Widerstand: Ihr Mann Sergej wurde zu 18 Jahren Straflager verurteilt: Swetlana Tichanowskaja.

Ihr Mann Sergej wurde zu 18 Jahren Straflager verurteilt: Swetlana Tichanowskaja.

(Foto: Ian Davidson/Mauritius images)

Seit zwei Jahren lebt Swetlana Tichanowskaja, das Gesicht der belarussischen Opposition, im Exil. Ein Gespräch über den Preis, den sie und ihre Familie dafür zahlen muss - und warum sie an ein Ende des Regimes Lukaschenko glaubt.

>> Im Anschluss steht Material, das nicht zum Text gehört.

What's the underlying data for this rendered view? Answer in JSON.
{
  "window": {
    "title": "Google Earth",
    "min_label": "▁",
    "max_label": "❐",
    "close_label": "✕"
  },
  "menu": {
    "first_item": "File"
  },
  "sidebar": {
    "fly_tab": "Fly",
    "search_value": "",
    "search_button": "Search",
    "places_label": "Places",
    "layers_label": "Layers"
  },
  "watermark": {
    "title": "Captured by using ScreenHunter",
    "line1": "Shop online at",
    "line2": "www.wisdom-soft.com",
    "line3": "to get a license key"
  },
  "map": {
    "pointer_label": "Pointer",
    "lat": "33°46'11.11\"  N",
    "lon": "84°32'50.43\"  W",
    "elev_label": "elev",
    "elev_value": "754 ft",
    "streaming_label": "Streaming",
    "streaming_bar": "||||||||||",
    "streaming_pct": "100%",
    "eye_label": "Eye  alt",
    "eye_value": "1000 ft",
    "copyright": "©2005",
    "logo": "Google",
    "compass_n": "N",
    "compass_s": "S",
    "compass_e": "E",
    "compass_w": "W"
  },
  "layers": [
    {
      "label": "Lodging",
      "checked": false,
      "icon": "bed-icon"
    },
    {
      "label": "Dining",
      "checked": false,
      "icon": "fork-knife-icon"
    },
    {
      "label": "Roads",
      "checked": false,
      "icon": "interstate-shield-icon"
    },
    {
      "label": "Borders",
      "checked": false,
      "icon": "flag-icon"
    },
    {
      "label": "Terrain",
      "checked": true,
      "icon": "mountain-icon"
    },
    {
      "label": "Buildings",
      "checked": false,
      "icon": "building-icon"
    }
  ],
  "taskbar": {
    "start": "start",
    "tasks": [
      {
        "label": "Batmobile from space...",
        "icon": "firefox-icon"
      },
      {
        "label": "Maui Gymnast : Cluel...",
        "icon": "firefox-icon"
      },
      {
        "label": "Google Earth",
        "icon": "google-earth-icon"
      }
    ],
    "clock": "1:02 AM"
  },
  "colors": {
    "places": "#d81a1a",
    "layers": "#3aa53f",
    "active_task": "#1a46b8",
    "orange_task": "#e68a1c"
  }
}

Interview von Joachim Käppner und Sophie Kobel

Ein sehr heißer Tag in Berlin, Swetlana Tichanowskaja atmet tief durch in der kühlen Hotellobby. Die 39-Jährige ist in der Stadt als Gastrednerin zum Gedenken an den deutschen Widerstand gegen Hitler. Draußen steht die Polizei, Personenschützer des Bundeskriminalamtes sind nicht weit. Ihr Leben, sagt sie, stehe seit 2020 auf dem Kopf. Sie nimmt sich viel Zeit für das Gespräch, und je länger es dauert, desto mehr strahlt sie eine innere Kraft aus und den Willen, sich niemals zu beugen.